There is a deservedly-obscure bravado-driven pub game called 'Show More, Take All', in which the two players compare the contents of their wallets, and the person with the most money takes all of the other person's cash.  Like a lot of asymmetric-information games, it has in interesting solution. Abstractly, the game is modelled as follows: each player has an amount of money known only to them, and a choice either to 'play' or 'not play'.  Only if both players choose 'play' is the money transferred, from the person with the least to the person with the most.  

The game is potentially-terrifying.  One of Aleph Insights' correspondents writes that he was once offered a game of SMTA by a friend-of-a-friend in a pub.  Coincidentally, he'd just drawn out £700 as he was travelling abroad and was about to get foreign exchange.  He thought he therefore stood a very good chance of winning and accepted.  His interlocutor, it turns out, was a builder who had just finished a job and was carrying £1500 in his wallet.  Only a last-minute attack of conscience on the builder's part prevented the game from going ahead.

You might start by thinking that a good strategy would be to 'play' if you have a large amount of money, and 'not play' if you have a small amount of money.  This kind of strategy can be specified by a single number (call it 'x') which is the cut-off below which you don't play.  

The trouble with a strategy like this is that, if one player is playing it, the other person then has an incentive not to play if their amount of money is close to 'x'.  The optimal cut-off against someone playing with a strategy 'x' is going to be something higher than x - call it 'x1'.  In turn, of course, the strategy that beats strategy x1 will be a cut-off even higher than x1 - call it 'x2'.  And so on.

The upshot is that there is no cut-off that can be a best strategy for both players.  The equilibrium is for both players to 'not play', regardless of how much money they have.  Intuitively, the only person you would want to play against is someone that didn't want to play themselves.  In the words of the WOPR from 'WarGames', the only way to win is not to play. 

This perhaps-surprising solution raises a puzzle as to why superficially-similar real-world situations can occur.  One obvious analogue is armed conflict: people should only enter into conflicts that they know they're going to win; why, then, are there always two willing parties?  They can't both be right.
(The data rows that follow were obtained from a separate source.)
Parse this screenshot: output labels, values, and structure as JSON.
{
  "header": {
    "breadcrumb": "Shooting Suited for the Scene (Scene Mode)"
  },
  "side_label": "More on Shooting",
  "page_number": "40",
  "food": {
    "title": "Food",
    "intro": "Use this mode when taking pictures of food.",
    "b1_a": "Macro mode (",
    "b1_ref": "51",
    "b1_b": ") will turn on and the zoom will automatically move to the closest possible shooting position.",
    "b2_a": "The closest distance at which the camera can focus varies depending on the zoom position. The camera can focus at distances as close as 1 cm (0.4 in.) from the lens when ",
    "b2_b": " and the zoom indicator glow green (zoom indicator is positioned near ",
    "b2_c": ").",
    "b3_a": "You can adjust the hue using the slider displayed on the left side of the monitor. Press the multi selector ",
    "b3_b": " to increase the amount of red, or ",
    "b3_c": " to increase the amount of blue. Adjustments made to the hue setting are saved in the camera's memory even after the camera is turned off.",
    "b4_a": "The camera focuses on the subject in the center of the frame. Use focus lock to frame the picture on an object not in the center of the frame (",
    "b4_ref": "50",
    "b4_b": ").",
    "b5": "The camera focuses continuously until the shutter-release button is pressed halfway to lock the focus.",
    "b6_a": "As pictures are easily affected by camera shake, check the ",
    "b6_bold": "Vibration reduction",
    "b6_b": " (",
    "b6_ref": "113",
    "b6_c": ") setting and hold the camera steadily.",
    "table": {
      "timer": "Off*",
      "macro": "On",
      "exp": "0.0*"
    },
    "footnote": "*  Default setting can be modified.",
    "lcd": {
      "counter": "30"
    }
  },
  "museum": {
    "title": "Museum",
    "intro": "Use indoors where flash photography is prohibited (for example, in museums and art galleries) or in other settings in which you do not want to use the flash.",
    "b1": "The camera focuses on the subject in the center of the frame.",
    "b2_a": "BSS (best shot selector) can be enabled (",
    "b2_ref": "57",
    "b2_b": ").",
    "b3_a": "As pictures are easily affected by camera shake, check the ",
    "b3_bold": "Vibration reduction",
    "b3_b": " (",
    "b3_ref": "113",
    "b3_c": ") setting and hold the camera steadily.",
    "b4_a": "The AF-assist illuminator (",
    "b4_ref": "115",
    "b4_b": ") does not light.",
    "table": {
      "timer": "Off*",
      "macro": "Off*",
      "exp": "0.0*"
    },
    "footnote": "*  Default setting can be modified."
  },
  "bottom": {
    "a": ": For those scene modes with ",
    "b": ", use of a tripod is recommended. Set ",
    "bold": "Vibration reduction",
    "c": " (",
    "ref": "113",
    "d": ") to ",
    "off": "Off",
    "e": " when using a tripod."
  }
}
What are the features of armed conflict that make it differ relevantly from 'Show More, Take All' that mean it is still a viable course of action?

(Photo: Cecil Beaton)

"Never, never, never believe any war will be smooth and easy, or that anyone who embarks on the strange voyage can measure the tides and hurricanes he will encounter. The statesman who yields to war fever must realise that once the signal is given, he is no longer the master of policy but the slave of unforeseeable and uncontrollable events. Antiquated War Offices, weak, incompetent, or arrogant Commanders, untrustworthy allies, hostile neutrals, malignant Fortune, ugly surprises, awful miscalculations — all take their seats at the Council Board on the morrow of a declaration of war. Always remember, however sure you are that you could easily win, that there would not be a war if the other man did not think he also had a chance." - Winston Churchill

4 comments:

Anonymous said...

The expected pay-off for declining an offer of SMTA is zero (with zero variance too). What is the pay-off for declining an offer of war? For example, one made by a hostile power invading the territory you rule.

Nick Hare said...

This is a good point. But isn't the payoff from declining the offer still going to dominate the payoff from accepting and losing?

Nick Hare said...
This comment has been removed by the author.
Chris Lear said...

I'd like to know whether there some long-term strategic benefit in always playing Show More Take All with precisely nothing in your wallet. This way, you always lose, but lose nothing. Which means that you can freely build up data on the opposition, which may have future cash value.